Милиционер, козырнув, вразвалочку удалился. Следователь нажал на кнопку звонка. За дверью заулюлюкало. Никаких других звуков не раздалось. Алексей Григорьевич ещё раз вдавил кнопку, потом – ещё и ещё, держа с каждым разом дольше. Если бы он занимался этим сознательно, размышляя над тем, почему старуха не открывает, а не над тем, что случилось этажом выше, то ограничился бы, пожалуй, одной попыткой. Его размышления оборвал стук шпилек по лестнице. Это шла назад Кременцова. Два санитара тащили за ней носилки.
– Что вы здесь делаете? – поинтересовалась она, поравнявшись с шефом. Её большие, синие, хитровато-въедливые глаза под длинными, тонкими, вскинутыми до самой чёлки бровями смотрели уничтожающе, – я не вижу на этой двери таблички с надписью: «Если ты мудак – позвони»!
Санитары разом заржали, продолжив путь к четвёртому этажу.
– Твоё голливудское чувство юмора начинает меня бесить, – сказал Хусаинов, отпустив кнопку, – скажи-ка лучше – там, у подъезда, бабка в зелёной кофточке не маячит?
– Бабка маячит, но не в зелёной кофточке, а в оранжевом плащике, – промурлыкала Кременцова, вспомнив, как Хусаинов обозвал её утром сопливой, глупой девчонкой, – бабка ничего, умная. Если вам её плащ не очень понравится, я схожу в магазин и куплю зелёную кофточку.
– Сходи в задницу, – предложил Хусаинов и устремился вниз. Кременцова бросилась вслед за ним, видимо, давая этим понять, что она вполне доверяет его практическому знакомству с маршрутом.
Недавняя собеседница Вероники Валерьевны в элегантном оранжевом одеянии, испытавшем дожди и бури сороковых годов, ошивалась по двору не одна. Десятков пять-шесть жителей района столпились там, ожидая выноса тела молодой женщины. Подойдя к старухе, громко рассказывавшей о том, как она полжизни пыталась вернуть покойницу на путь истинный, Хусаинов с помощью Кременцовой нежно отвёл её от толпы и тихо спросил:
– Мартынова где?
– Вероника-то? – хлопнула глазами бабулька, – так она дома сидит, вас ждёт! Вы в подъезд вошли, и она за вами шмыгнула сразу.
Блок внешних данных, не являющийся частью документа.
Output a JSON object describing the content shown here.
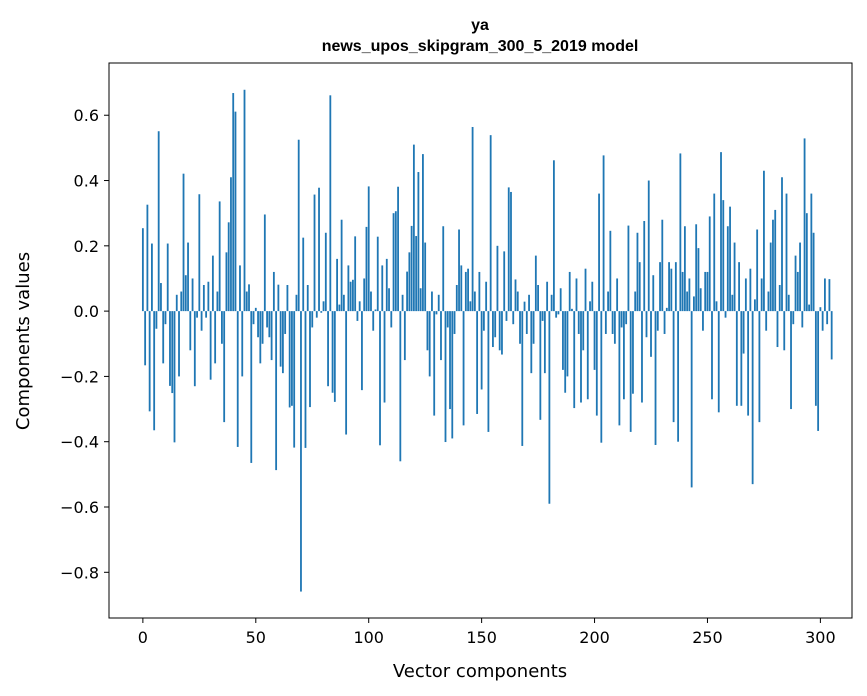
{
  "chart_data": {
    "type": "bar",
    "title": "ya",
    "subtitle": "news_upos_skipgram_300_5_2019 model",
    "xlabel": "Vector components",
    "ylabel": "Components values",
    "xlim": [
      -15,
      314
    ],
    "ylim": [
      -0.94,
      0.76
    ],
    "xticks": [
      0,
      50,
      100,
      150,
      200,
      250,
      300
    ],
    "xtick_labels": [
      "0",
      "50",
      "100",
      "150",
      "200",
      "250",
      "300"
    ],
    "yticks": [
      -0.8,
      -0.6,
      -0.4,
      -0.2,
      0.0,
      0.2,
      0.4,
      0.6
    ],
    "ytick_labels": [
      "−0.8",
      "−0.6",
      "−0.4",
      "−0.2",
      "0.0",
      "0.2",
      "0.4",
      "0.6"
    ],
    "bar_width": 0.8,
    "bar_color": "#1f77b4",
    "values": [
      0.254,
      -0.166,
      0.326,
      -0.307,
      0.207,
      -0.365,
      -0.054,
      0.551,
      0.086,
      -0.16,
      -0.04,
      0.207,
      -0.229,
      -0.251,
      -0.402,
      0.05,
      -0.2,
      0.06,
      0.421,
      0.11,
      0.21,
      -0.12,
      0.1,
      -0.23,
      -0.02,
      0.358,
      -0.06,
      0.08,
      -0.02,
      0.09,
      -0.21,
      0.17,
      -0.16,
      0.06,
      0.336,
      -0.1,
      -0.34,
      0.18,
      0.272,
      0.41,
      0.668,
      0.611,
      -0.416,
      0.14,
      -0.2,
      0.678,
      0.06,
      0.082,
      -0.465,
      -0.04,
      0.01,
      -0.08,
      -0.16,
      -0.1,
      0.296,
      -0.05,
      -0.08,
      -0.15,
      0.12,
      -0.487,
      0.081,
      -0.17,
      -0.19,
      -0.07,
      0.08,
      -0.295,
      -0.29,
      -0.418,
      0.05,
      0.525,
      -0.859,
      0.225,
      -0.419,
      0.08,
      -0.294,
      -0.05,
      0.357,
      -0.02,
      0.378,
      -0.005,
      0.03,
      0.24,
      -0.23,
      0.661,
      -0.25,
      -0.278,
      0.16,
      0.02,
      0.28,
      0.05,
      -0.378,
      0.14,
      0.09,
      0.096,
      0.229,
      -0.03,
      0.03,
      -0.242,
      0.1,
      0.258,
      0.382,
      0.06,
      -0.06,
      0.005,
      0.228,
      -0.411,
      0.14,
      -0.28,
      0.16,
      0.07,
      -0.05,
      0.3,
      0.306,
      0.381,
      -0.46,
      0.05,
      -0.15,
      0.121,
      0.18,
      0.261,
      0.51,
      0.23,
      0.426,
      0.07,
      0.481,
      0.21,
      -0.12,
      -0.2,
      0.06,
      -0.32,
      -0.01,
      0.05,
      -0.15,
      0.26,
      -0.401,
      -0.05,
      -0.3,
      -0.39,
      -0.07,
      0.08,
      0.25,
      0.14,
      -0.35,
      0.12,
      0.13,
      0.03,
      0.564,
      0.06,
      -0.315,
      0.12,
      -0.24,
      -0.06,
      0.09,
      -0.37,
      0.539,
      -0.11,
      -0.08,
      0.2,
      -0.12,
      -0.133,
      0.183,
      -0.03,
      0.379,
      0.365,
      -0.04,
      0.097,
      0.06,
      -0.1,
      -0.413,
      0.029,
      -0.07,
      0.05,
      -0.19,
      -0.1,
      0.17,
      0.08,
      -0.333,
      -0.03,
      -0.19,
      0.09,
      -0.59,
      0.05,
      0.462,
      -0.02,
      -0.01,
      0.07,
      -0.18,
      -0.25,
      -0.2,
      0.12,
      0.007,
      -0.297,
      0.1,
      -0.07,
      -0.28,
      -0.12,
      0.13,
      -0.27,
      0.03,
      0.09,
      -0.18,
      -0.32,
      0.36,
      -0.403,
      0.477,
      -0.07,
      0.06,
      0.246,
      -0.07,
      -0.1,
      0.1,
      -0.35,
      -0.05,
      -0.27,
      -0.04,
      0.262,
      -0.37,
      -0.253,
      0.06,
      0.24,
      0.15,
      -0.28,
      0.276,
      -0.08,
      0.4,
      -0.14,
      0.11,
      -0.41,
      -0.06,
      0.15,
      0.28,
      -0.07,
      0.01,
      0.15,
      0.13,
      -0.34,
      0.15,
      -0.4,
      0.483,
      0.12,
      0.26,
      0.06,
      0.1,
      -0.54,
      0.045,
      0.266,
      0.193,
      0.07,
      -0.06,
      0.12,
      0.12,
      0.29,
      -0.27,
      0.36,
      0.03,
      -0.31,
      0.487,
      0.34,
      -0.02,
      0.26,
      0.32,
      0.05,
      0.21,
      -0.29,
      0.15,
      -0.29,
      -0.13,
      0.1,
      -0.32,
      0.13,
      -0.53,
      0.036,
      0.25,
      -0.34,
      0.1,
      0.43,
      -0.06,
      0.06,
      0.21,
      0.28,
      0.31,
      -0.11,
      0.08,
      0.41,
      -0.12,
      0.36,
      0.05,
      -0.3,
      -0.04,
      0.17,
      0.12,
      0.21,
      -0.05,
      0.529,
      0.3,
      0.02,
      0.36,
      0.24,
      -0.29,
      -0.367,
      0.012,
      -0.06,
      0.1,
      -0.04,
      0.098,
      -0.148
    ]
  }
}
– Нет её дома, – жёстко насела на старушенцию Кременцова, мигом вкурившая, что к чему, – пятнадцать минут трезвонили без толку! Она слышит-то хорошо? Или точно так же, как ты мозгами ворочаешь?
– Хорошо, – обиделась старушонка, – лучше, чем надо!
Вынесли труп, упакованный, к огорчению публики, в непроглядный чёрный пакет. Старуха перекрестилась. Достав платок, утёрла глаза.
– Горе-то какое! Тридцать семь лет! Красавица, умница! Никому отродясь ничего худого не говорила… А что пятёрку тогда взяла у меня да не отдала, так Бог ей простит!
Тело погрузили и увезли. Толпа стала расходиться.
– А вы не знаете, что она собиралась мне сообщить? – спросил Хусаинов. Старуха высморкалась. Сложив, убрала платочек.
– Кто? Вероника?
– Да.
– Ерунду! Она, дескать, слышала, как Виталик Артемьев ночью Ленке орал: «Язык бы тебе оторвать за эти слова! Язык оторвать бы!» И про икону какую-то. Словом, нечего её слушать! Мало ли, что орал! Они ведь всегда орут, когда пьяные.